Grizzlies are, he claims with all the eager sincerity of a young boy, his "favorite animals." He sees them as ferocious survivors, a living connection to the boundless prehuman wilderness of the Pleistocene, when woolly mammoths, giant beavers, and saber-toothed cats shared their landscape. Grizzlies survived to the present with a combination of aggression and wits but now exist only at the mercy of our protectionist whims. "Grizzlies have been wiped out from 99 percent of their original range," he says. He talks animatedly about a pre-American continent crawling with Ursus arctos horribilis from the Mississippi to the Pacific. "Imagine 30 grizzlies feeding on a whale carcass on Venice Beach," he says. "Today the only grizzly in California is on the state flag."
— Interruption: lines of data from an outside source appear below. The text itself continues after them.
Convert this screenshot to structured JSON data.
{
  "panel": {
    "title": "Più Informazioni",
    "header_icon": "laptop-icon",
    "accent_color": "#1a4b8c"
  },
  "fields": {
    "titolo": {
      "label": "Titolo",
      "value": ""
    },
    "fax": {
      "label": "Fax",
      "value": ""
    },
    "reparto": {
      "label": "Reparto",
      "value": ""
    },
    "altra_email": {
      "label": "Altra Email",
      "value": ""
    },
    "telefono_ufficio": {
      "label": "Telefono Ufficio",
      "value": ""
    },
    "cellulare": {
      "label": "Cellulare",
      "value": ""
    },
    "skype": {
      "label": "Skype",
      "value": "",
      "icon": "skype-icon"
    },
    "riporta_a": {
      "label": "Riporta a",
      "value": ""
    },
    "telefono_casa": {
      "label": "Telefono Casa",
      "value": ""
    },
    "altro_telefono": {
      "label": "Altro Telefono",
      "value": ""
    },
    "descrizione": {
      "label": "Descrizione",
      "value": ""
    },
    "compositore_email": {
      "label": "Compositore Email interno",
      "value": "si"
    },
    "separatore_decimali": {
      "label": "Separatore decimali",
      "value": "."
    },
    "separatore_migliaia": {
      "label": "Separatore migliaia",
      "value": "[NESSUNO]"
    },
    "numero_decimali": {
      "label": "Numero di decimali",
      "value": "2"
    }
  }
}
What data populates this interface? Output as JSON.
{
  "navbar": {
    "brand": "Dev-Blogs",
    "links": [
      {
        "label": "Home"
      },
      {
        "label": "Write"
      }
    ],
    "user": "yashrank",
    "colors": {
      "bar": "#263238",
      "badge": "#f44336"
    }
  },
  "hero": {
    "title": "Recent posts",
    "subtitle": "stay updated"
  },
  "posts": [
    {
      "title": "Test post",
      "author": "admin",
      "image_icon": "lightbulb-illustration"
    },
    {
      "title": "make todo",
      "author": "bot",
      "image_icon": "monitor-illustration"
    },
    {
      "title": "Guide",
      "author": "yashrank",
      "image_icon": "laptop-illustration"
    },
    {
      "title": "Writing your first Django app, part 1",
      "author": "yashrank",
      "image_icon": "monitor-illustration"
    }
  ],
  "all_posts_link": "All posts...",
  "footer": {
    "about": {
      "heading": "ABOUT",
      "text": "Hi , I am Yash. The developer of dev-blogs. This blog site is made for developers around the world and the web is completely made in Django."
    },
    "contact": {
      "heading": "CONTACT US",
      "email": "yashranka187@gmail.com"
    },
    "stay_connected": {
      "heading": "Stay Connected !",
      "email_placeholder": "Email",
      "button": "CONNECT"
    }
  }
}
Shier's assistant cameraman Dawson Dunning pulls up next to us in a beat-up green Jeep Cherokee with a cracked windshield. Dunning is 28, sporting a camo hat and a goatee, with a quiet drawl. He's a fifth-generation Montanan, the son of a rodeo steer roper who still operates a 2,000-acre ranch. Dunning is an experienced hunter whose skills play well on a shoot. "He's an amazing spotter," Shier says, and he'll often shoot second angles with a smaller camera. The weather appears to be clearing for the afternoon, and Shier decides we should scout the area where Quad Mom and her brood were last spotted. "Of course, ‘last known direction' when talking about bears is completely useless," says Dunning. But there are few other options.
Shier and Dunning divide their camera gear into packs. The tripod alone weighs 20 pounds. Shier shoots with a Red One, a cutting-edge digital-cinema camera designed by Jim Jannard, the billionaire founder of Oakley sunglasses. His lens, on loan from National Geographic, is a $50,000 Canon capable of fully framing a bear from 120 yards out and capturing a chase from as far away as a half-mile. We strap snowshoes to our packs and canisters of pepper spray to our belts. Shier chuckles as I carefully read the instruction label on my pepper spray, which contains a compound a thousand times hotter than a jalapeño that can stop a bear charge from 30 feet. "If you have to use your bear spray, it means Dawson and I have already used ours," Shier says. I offer to just toss mine to him and curl up in a fetal position. Despite spending thousands of hours filming grizzlies, Shier has never had a dangerous interaction and never needed to use his spray. He's extremely careful to maintain a safe distance; ideally the bear is unaware of his presence as he films. The killing of two tourists in grizzly attacks over the summer — the first such occurrences in Yellowstone in 25 years — underscores how cautious Shier must be as he works.